In follow-up interviews, as well as in a speech that addressed this letter and its impacts, Cooperman, Freeland reports, “has gone so far as to draw a parallel between Obama’s election and the rise of the Third Reich.”  Ugh.  Honestly, I have had enough.  There are a lot of infuriating things in this article about how the super-rich feel about their treatment, and how they think they are being singled out and blamed, and, honestly, I do not feel bad for them.  Maybe that makes me an asshole and maybe someday I will amend that feeling but today is not that day.  This post is not about that.  This post is about the parallel that I see drawn over and over again between Obama and Hitler.  It has got to stop.  Take Hitler off the table.  Comparisons to Hitler should not be allowed.  I am not saying we should alter the First Amendment to allow free speech up until the point that someone draws an erroneous comparison between someone who isn’t Hitler and Hitler.   What I am saying is that there should be some sort of moral stopping point in which we take a moment, look around and we think, “hey, you know what?  Actually, this not-Hitler is actually nothing like actual Hitler because, for one, he or she is not responsible for the deaths of some 11 million innocent people.  Also, this not-Hitler did not spawn the coining of the term ‘genocide,’ like actual Hitler.  This not-Hitler, no matter how much I dislike his or her actions or policies is not the epitome of evil because that position is already occupied…by actual Hitler.”

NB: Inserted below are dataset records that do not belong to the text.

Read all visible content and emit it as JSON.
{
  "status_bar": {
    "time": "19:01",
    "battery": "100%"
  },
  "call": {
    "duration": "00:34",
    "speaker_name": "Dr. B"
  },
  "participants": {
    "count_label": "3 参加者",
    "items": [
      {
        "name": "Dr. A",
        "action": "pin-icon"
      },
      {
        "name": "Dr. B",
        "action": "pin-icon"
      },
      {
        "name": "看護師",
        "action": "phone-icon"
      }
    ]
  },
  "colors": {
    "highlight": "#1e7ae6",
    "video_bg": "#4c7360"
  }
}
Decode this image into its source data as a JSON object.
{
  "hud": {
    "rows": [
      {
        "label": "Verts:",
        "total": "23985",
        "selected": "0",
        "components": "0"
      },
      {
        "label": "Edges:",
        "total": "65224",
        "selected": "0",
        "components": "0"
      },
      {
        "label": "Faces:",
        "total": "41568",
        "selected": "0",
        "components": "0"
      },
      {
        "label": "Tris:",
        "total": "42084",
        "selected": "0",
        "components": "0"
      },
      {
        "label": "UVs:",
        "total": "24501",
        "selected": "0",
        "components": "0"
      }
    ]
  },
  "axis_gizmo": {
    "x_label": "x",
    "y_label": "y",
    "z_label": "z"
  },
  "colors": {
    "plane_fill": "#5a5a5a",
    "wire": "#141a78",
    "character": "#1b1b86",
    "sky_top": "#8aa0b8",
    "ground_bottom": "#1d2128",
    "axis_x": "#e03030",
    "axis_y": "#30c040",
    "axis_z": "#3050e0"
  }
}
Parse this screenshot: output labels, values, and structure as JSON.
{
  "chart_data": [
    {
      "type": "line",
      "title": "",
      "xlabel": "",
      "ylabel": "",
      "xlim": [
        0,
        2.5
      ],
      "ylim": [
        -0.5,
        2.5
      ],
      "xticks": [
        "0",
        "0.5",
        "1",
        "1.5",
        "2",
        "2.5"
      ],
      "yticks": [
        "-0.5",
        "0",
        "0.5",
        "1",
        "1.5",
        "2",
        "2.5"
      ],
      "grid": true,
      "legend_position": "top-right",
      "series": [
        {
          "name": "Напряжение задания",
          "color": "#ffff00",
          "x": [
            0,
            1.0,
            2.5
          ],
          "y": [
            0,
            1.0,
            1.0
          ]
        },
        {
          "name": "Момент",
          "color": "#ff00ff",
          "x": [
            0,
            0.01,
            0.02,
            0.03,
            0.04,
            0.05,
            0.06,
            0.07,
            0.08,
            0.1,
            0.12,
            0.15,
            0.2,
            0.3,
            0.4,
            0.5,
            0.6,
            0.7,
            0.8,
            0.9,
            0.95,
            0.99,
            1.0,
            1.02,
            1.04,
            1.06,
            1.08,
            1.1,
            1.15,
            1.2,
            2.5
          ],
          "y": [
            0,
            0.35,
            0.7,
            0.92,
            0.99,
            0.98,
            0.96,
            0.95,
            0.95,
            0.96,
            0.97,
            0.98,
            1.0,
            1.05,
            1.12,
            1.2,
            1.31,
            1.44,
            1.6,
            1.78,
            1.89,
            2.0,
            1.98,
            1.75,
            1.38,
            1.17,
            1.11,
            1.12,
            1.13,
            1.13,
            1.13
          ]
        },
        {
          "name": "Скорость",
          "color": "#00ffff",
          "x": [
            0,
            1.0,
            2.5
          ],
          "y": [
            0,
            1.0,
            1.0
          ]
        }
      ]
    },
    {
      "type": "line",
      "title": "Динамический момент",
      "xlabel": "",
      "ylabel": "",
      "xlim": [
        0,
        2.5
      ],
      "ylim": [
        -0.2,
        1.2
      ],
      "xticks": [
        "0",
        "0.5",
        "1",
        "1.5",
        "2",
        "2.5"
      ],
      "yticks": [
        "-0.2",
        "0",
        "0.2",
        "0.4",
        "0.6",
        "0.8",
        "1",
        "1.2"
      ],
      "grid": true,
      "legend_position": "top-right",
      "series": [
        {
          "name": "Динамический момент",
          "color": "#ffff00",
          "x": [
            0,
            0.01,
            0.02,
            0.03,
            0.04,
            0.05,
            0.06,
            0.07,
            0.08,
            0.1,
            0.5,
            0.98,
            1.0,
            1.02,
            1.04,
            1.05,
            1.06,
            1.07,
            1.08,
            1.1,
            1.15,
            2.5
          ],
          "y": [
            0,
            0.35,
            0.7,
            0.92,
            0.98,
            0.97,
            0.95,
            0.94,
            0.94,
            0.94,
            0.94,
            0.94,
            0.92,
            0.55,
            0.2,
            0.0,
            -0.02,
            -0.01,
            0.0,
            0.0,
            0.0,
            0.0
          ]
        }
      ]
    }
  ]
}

But jokes aside.  Seriously.  I have always thought about it like this:  as a person of Jewish descent, I find this comparison especially problematic and hateful and wrong.  But now, sitting down here at my computer and working some of these thoughts out, I think that as a person I find this comparison especially problematic and hateful and wrong.  Not only is it erroneous, but every time we draw a comparison between the policies and speeches of, say, President Barack Obama and the speeches and actions of Hitler, we are minimizing the historical significance of Hitler’s existence and actions.  We are minimizing the suffering and death caused so many people.  We are minimizing the essence of evil.  Comparisons to Hitler should be reserved for those heinous few that orchestrate the systematic killing of people based off their background, religion, sexual orientation, disability, or any other single characteristic used by horrible, yet somehow magnetic, people to dehumanize.  Last time I checked, Obama has not done any of those things. Sure, he is charismatic.  But for that charisma to lead anywhere close to where Hitler’s charisma led would take a number of characteristics – narcissism? sociopathy? – that I don’t think any of us have reason to believe Obama possesses.

Now listen, I know the comparison to Hitler is not so much about his concentration camp era, but does it actually matter?  When I think Hitler, I think endless train rides, I think gas showers, I think forced labor, I think shaved heads, I think starvation, I think horrific medical experiments, I think families ripped apart, I think a world that was never the same, I think groups of people dehumanized to such an extreme degree that even to this day it stings.  I could continue but I won’t.  I don’t think any sane person’s thought association with Obama bring up any of those horrific thoughts.  So, come on, people.  Let’s stop being assholes.  Let’s take Hitler off the table.